C'est alors que je me suis inscrite pour être tutrice auprès d'une collégienne en difficulté grâce à l'association Zup de Co. 2 heures par semaine, je venais aider cette collégienne dans ses devoirs, j'essayais de l'accompagner comme je pouvais. Je suis mitigée sur cette expérience. D'un côté, j'ai été très reconnaissante d'avoir pu jouer un rôle dans un collège dit "difficile", parce que l'éducation est un domaine qui me tient particulièrement à cœur, que j'aime me confronter aux plus jeunes, parce que les enfants et jeunes adolescents reflètent complètement les évolutions de la société, parce que c'est à cet âge là que beaucoup de choses se jouent. D'un autre, j'ai l'impression de ne pas avoir été vraiment utile, par manque de régularité, par manque de motivations respectives, par manque d'impact sur les résultats scolaires de mon élève.

Cette année, je suis rentrée dans une Antenne Jeunes d'Amnesty International. J'y ai vu la possibilité d'apprendre des choses sur ce qui se passe dans le monde, de m'enrichir à propos de cette cause universelle que sont les droits humains. Une recherche de satisfaction de centres d'intérêt en émergence. Une volonté aussi de rencontrer des personnes hors de mon cadre habituel. Faute d'être fière de mes études, j'avais envie d'être fière de mon engagement, socialement valorisable. Et puis un intérêt aussi, on ne pas se mentir, plutôt tourné sur mes ambitions. Est-ce que c'est le fait de m'impliquer dans des associations qui me donne envie de travailler dans ce domaine, ou est-ce que c'est par volonté de travailler dans ce domaine que je me dévoue à des associations aujourd'hui ?

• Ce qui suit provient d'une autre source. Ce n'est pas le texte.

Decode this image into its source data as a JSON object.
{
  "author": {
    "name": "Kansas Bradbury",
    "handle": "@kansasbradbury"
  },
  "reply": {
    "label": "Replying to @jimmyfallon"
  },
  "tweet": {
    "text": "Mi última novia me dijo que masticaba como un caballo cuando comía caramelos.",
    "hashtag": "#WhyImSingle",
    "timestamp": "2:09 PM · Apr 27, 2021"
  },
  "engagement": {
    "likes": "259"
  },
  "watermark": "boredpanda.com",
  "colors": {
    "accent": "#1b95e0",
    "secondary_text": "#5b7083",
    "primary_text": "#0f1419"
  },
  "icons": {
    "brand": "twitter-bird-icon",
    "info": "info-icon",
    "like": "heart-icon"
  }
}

Dans tous les cas, je réalise que ce n'est pas uniquement pour aider les autres que je suis bénévole. Le bénévolat, c'est aussi un moyen de se réaliser, de se découvrir, de se soigner parfois de ses propres blessures, d'aller en dehors de sa zone de confort, de se socialiser, de rencontrer d'autres personnes, d'apprendre, de se donner bonne conscience, de satisfaire son bien-être. Et dans toutes ces motivations là, la notion de "sacrifice" ne se retrouve pas. Non je ne me sacrifie pas en consacrant des heures de mon temps au bénévolat, bien au contraire.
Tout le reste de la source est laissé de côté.